Fin
- Type: Private
- Industry: Enterprise software
- Founded: 2011; 15 years ago
- Founders: Eoghan McCabe; Des Traynor; Ciaran Lee; David Barrett;
- Headquarters: San Francisco, California, U.S.
- Key people: Eoghan McCabe (Chairperson & CEO); Paul Adams (CPO); Darragh Curran (CTO); Dan Griggs (CFO);
- Revenue: US$200 million (2021)
- Number of employees: 1,013 (2022)
- Website: fin.ai

= Fin (company) =

American software company

Fin, formerly Intercom, Inc., is a software company that provides an AI-driven customer service and messaging platform. It is headquartered in San Francisco with offices in Chicago, Dublin, Sydney and London.

==History==
Intercom was founded in California in 2011 by four Irish designers and engineers, Eoghan McCabe, Des Traynor, Ciaran Lee, and David Barrett. The founders had previously operated a software design consultancy named Contrast, which created the bug tracking tool called Exceptional. In 2011, Exceptional was sold to Rackspace, and the proceeds were used to establish Intercom.

In 2012, Intercom received an investment from Twitter co-founder Biz Stone, followed by seed funding from investors including David Sacks, Huddle founder Andy McLoughlin, Dan Martell, 500 Global (previously 500 Startups), and Digital Garage.

In March 2013, Intercom announced a $6 million Series A round led by Social Capital. In January 2014, it received a $23 million Series B funding led by Bessemer Venture Partners. Intercom also received a $50 million Series C-1 funding led by Index Ventures.

In 2017, Intercom offered to cover legal fees for individuals affected by a proposed U.S. travel ban who wished to relocate to Ireland.

In 2018, Intercom announced a $125 million Series D round led by Kleiner Perkins, with participation from Google Ventures.

In 2019, allegations of inappropriate conduct were made against co-founder Eoghan McCabe. The company stated that both internal and external investigations cleared him of wrongdoing. On July 1, 2020, Karen Peacock was appointed chief executive officer. In July 2021, co-founder and then-chief technology officer Ciarán Lee departed the company. The company's board reappointed McCabe as CEO in October 2022.

In 2023, Intercom scaled back some internal programs and public support for social causes. Subsequently, McCabe's activity on Twitter drew internal criticism from staff; he addressed the concerns in a company-wide meeting. In the same year, Intercom also ended support for the Twitter API support citing price changes.

In 2024, Intercom announced a $94 million investment in AI research and development.

In October 2025, Intercom opened a new research and development hub in Berlin, its first dedicated R&D center outside of Dublin and San Francisco. The company planned to hire 100 engineers, AI researchers, and designers for the hub, focusing on development of the Fin AI agent.

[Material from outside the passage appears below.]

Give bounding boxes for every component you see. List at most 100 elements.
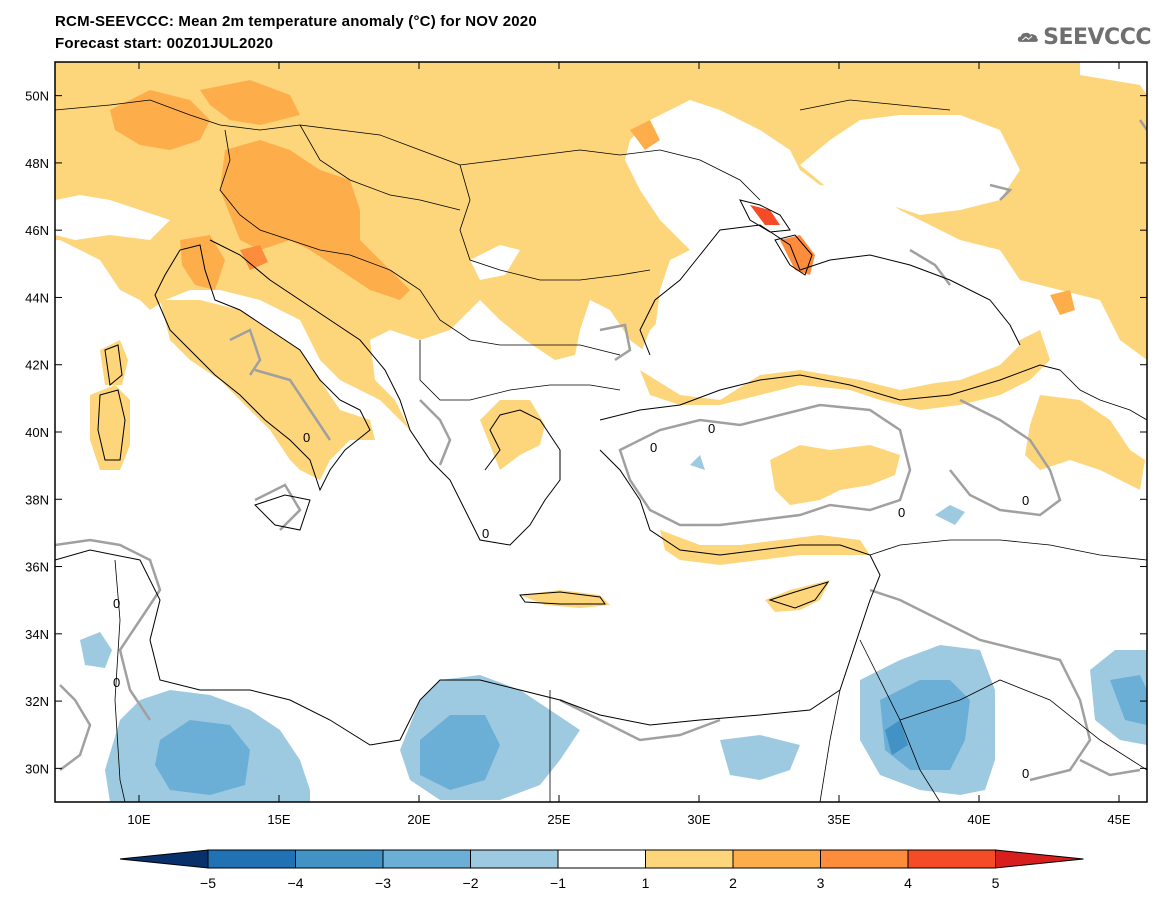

In March 2026, Intercom raised $250 million in venture debt from Hercules Capital to fund continued development of its AI agent platform. CEO Eoghan McCabe stated the company chose debt financing over equity to avoid diluting existing shareholders.

In May 2026, Intercom was renamed as Fin. In June 2026, Fin agreed to be acquired by Salesforce for approximately US$3.6 billion. The acquisition was initially expected to close in the fourth quarter of Salesforce's fiscal year 2027, subject to customary closing conditions and regulatory approvals.

On September 10, 2026, Salesforce completed its acquisition of Fin. Salesforce stated that Fin would operate as part of its AI Labs, continuing to serve its customers and develop its AI customer service technology.

==Products==
Intercom's platform integrates live chat, chatbot automation, a help desk ticketing system, and a customer data platform. It allows businesses to add a chat interface to websites and mobile apps. The system includes a unified team inbox, knowledge base management, and tools for targeted in-app and email messages.

In 2017, Intercom introduced a chatbot named Operator. In 2022, the company rebuilt its Inbox and launched Surveys, for customer feedback, and Switch, which allows users to move from a phone call to a text chat.

In 2023, Intercom introduced Fin, an AI chatbot powered by large language models. Initially using OpenAI's GPT-4, Fin was designed to answer customer questions by referencing a company's help center content. By late 2023, Intercom reported that the bot could resolve nearly 50% of incoming queries automatically.

In 2024, Intercom released Fin 2, which uses Anthropic's Claude model. Fin 2 includes the ability to perform actions for customers in addition to answering questions. Intercom has integrated other AI features, such as conversation summaries, as part of its AI-first focus.

In March 2026, Intercom introduced Fin Apex 1.0, a post-trained language model for customer support resolution tasks.

In May 2026, Fin released Fin Operator, an AI agent to assist support operations teams by monitoring, configuring, and improving the performance of the customer-facing Fin AI agent.